Amtrak operates a 60 Hz Traction power system along the Northeast Corridor between New Haven, Connecticut and Boston, Massachusetts. This system was built in the late 1990s and supplies locomotives with power from an overhead catenary system at 25 kV, 60 Hz. The system is also commonly known as the Northend Electrification, in contrast to the Southend Electrification that runs from New York City to Washington DC.

The basic system unit is an Elementary Electrical Section consisting of a segment of one or more parallel tracks, each with a contiguous contact (or catenary or trolley) wire for the locomotive pantograph and an electrically separate feed wire. Elementary electrical sections are separated by section breaks where the contact and feeder wires can be interrupted with motor-operated air switches to isolate a section in the event of a fault or to permit maintenance.

An Electrical Section is a collection of elementary electrical sections, section breaks, air switches and paralleling stations between a Substation and a Switching Station.

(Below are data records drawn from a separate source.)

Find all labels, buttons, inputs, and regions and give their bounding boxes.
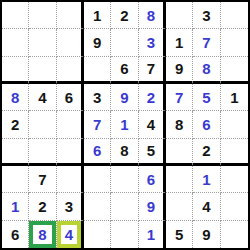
cell-r6c6[interactable]: 5 xyxy=(139,139,166,166)
cell-r8c8[interactable]: 4 xyxy=(193,193,220,220)
cell-r8c6[interactable]: 9 xyxy=(139,193,166,220)
cell-r6c2[interactable] xyxy=(29,139,56,166)
cell-r2c7[interactable]: 1 xyxy=(166,29,193,56)
cell-r2c3[interactable] xyxy=(57,29,84,56)
cell-r8c4[interactable] xyxy=(84,193,111,220)
cell-r5c4[interactable]: 7 xyxy=(84,111,111,138)
cell-r3c4[interactable] xyxy=(84,57,111,84)
cell-r4c4[interactable]: 3 xyxy=(84,84,111,111)
cell-r5c8[interactable]: 6 xyxy=(193,111,220,138)
cell-r8c1[interactable]: 1 xyxy=(2,193,29,220)
cell-r8c7[interactable] xyxy=(166,193,193,220)
cell-r5c1[interactable]: 2 xyxy=(2,111,29,138)
cell-r8c5[interactable] xyxy=(111,193,138,220)
cell-r2c1[interactable] xyxy=(2,29,29,56)
cell-r7c5[interactable] xyxy=(111,166,138,193)
cell-r4c9[interactable]: 1 xyxy=(221,84,248,111)
cell-r6c5[interactable]: 8 xyxy=(111,139,138,166)
cell-r3c5[interactable]: 6 xyxy=(111,57,138,84)
cell-r6c1[interactable] xyxy=(2,139,29,166)
cell-r6c8[interactable]: 2 xyxy=(193,139,220,166)
cell-r6c9[interactable] xyxy=(221,139,248,166)
cell-r7c9[interactable] xyxy=(221,166,248,193)
cell-r9c5[interactable] xyxy=(111,221,138,248)
cell-r4c3[interactable]: 6 xyxy=(57,84,84,111)
cell-r3c9[interactable] xyxy=(221,57,248,84)
cell-r2c6[interactable]: 3 xyxy=(139,29,166,56)
cell-r1c5[interactable]: 2 xyxy=(111,2,138,29)
cell-r9c6[interactable]: 1 xyxy=(139,221,166,248)
cell-r4c7[interactable]: 7 xyxy=(166,84,193,111)
cell-r4c2[interactable]: 4 xyxy=(29,84,56,111)
cell-r1c1[interactable] xyxy=(2,2,29,29)
cell-r9c7[interactable]: 5 xyxy=(166,221,193,248)
cell-r9c2[interactable]: 8 xyxy=(29,221,56,248)
cell-r9c8[interactable]: 9 xyxy=(193,221,220,248)
cell-r7c8[interactable]: 1 xyxy=(193,166,220,193)
cell-r4c5[interactable]: 9 xyxy=(111,84,138,111)
cell-r4c6[interactable]: 2 xyxy=(139,84,166,111)
cell-r6c3[interactable] xyxy=(57,139,84,166)
cell-r4c1[interactable]: 8 xyxy=(2,84,29,111)
cell-r8c9[interactable] xyxy=(221,193,248,220)
cell-r8c3[interactable]: 3 xyxy=(57,193,84,220)
cell-r9c3[interactable]: 4 xyxy=(57,221,84,248)
cell-r7c7[interactable] xyxy=(166,166,193,193)
cell-r5c7[interactable]: 8 xyxy=(166,111,193,138)
cell-r5c6[interactable]: 4 xyxy=(139,111,166,138)
cell-r1c2[interactable] xyxy=(29,2,56,29)
cell-r5c2[interactable] xyxy=(29,111,56,138)
cell-r3c8[interactable]: 8 xyxy=(193,57,220,84)
cell-r9c4[interactable] xyxy=(84,221,111,248)
cell-r9c1[interactable]: 6 xyxy=(2,221,29,248)
cell-r1c4[interactable]: 1 xyxy=(84,2,111,29)
cell-r6c7[interactable] xyxy=(166,139,193,166)
cell-r1c9[interactable] xyxy=(221,2,248,29)
cell-r3c6[interactable]: 7 xyxy=(139,57,166,84)
cell-r2c8[interactable]: 7 xyxy=(193,29,220,56)
cell-r7c3[interactable] xyxy=(57,166,84,193)
cell-r2c4[interactable]: 9 xyxy=(84,29,111,56)
cell-r3c7[interactable]: 9 xyxy=(166,57,193,84)
cell-r1c6[interactable]: 8 xyxy=(139,2,166,29)
cell-r3c1[interactable] xyxy=(2,57,29,84)
cell-r5c3[interactable] xyxy=(57,111,84,138)
cell-r7c1[interactable] xyxy=(2,166,29,193)
cell-r5c5[interactable]: 1 xyxy=(111,111,138,138)
cell-r1c8[interactable]: 3 xyxy=(193,2,220,29)
cell-r6c4[interactable]: 6 xyxy=(84,139,111,166)
cell-r3c3[interactable] xyxy=(57,57,84,84)
cell-r3c2[interactable] xyxy=(29,57,56,84)
cell-r9c9[interactable] xyxy=(221,221,248,248)
cell-r8c2[interactable]: 2 xyxy=(29,193,56,220)
cell-r7c6[interactable]: 6 xyxy=(139,166,166,193)
cell-r2c9[interactable] xyxy=(221,29,248,56)
cell-r2c5[interactable] xyxy=(111,29,138,56)
cell-r7c4[interactable] xyxy=(84,166,111,193)
cell-r1c3[interactable] xyxy=(57,2,84,29)
cell-r1c7[interactable] xyxy=(166,2,193,29)
cell-r4c8[interactable]: 5 xyxy=(193,84,220,111)
cell-r5c9[interactable] xyxy=(221,111,248,138)
cell-r7c2[interactable]: 7 xyxy=(29,166,56,193)
sudoku-board: 1283931767988463927512714866852761123946… xyxy=(0,0,250,250)
cell-r2c2[interactable] xyxy=(29,29,56,56)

At each substation, utility supplied single phase power is transformed and injected into the two electrical sections terminating at that substation. There are eight electrical sections in the system, two for each substation. The substations drive the contact and feed wires in a split phase arrangement so that each wire is at 25 kV with respect to the grounded running rails with 50 kV between them.

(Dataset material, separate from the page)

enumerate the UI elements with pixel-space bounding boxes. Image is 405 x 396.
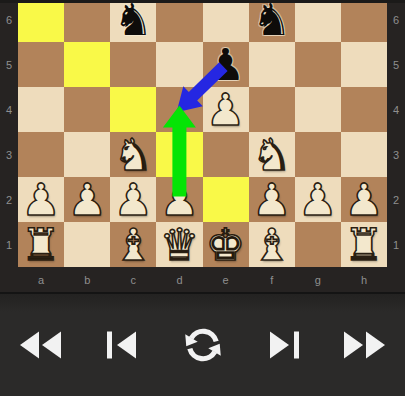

At periodically spaced Paralleling Stations within each electrical section the tracks' catenary wires are connected together to one side of an autotransformer and the feeder wires are connected together to the other side of the autotransformer. The autotransformer center-tap is connected to the grounded running rails that return the current from the locomotives. The paralleling stations thus reduce voltage drops by feeding a locomotive from both directions along its contact wire and spreading the load across all the contact and feed wires of a multitrack system. The split-phase arrangement also gains the increased efficiency of operating at 50 kV while the highest voltage with respect to ground remains only 25 kV. (The same split-phase method is used in North American homes to supply high power loads such as air conditioners with the efficiency of a 240 V supply while retaining the safety advantages of a 120 V supply.)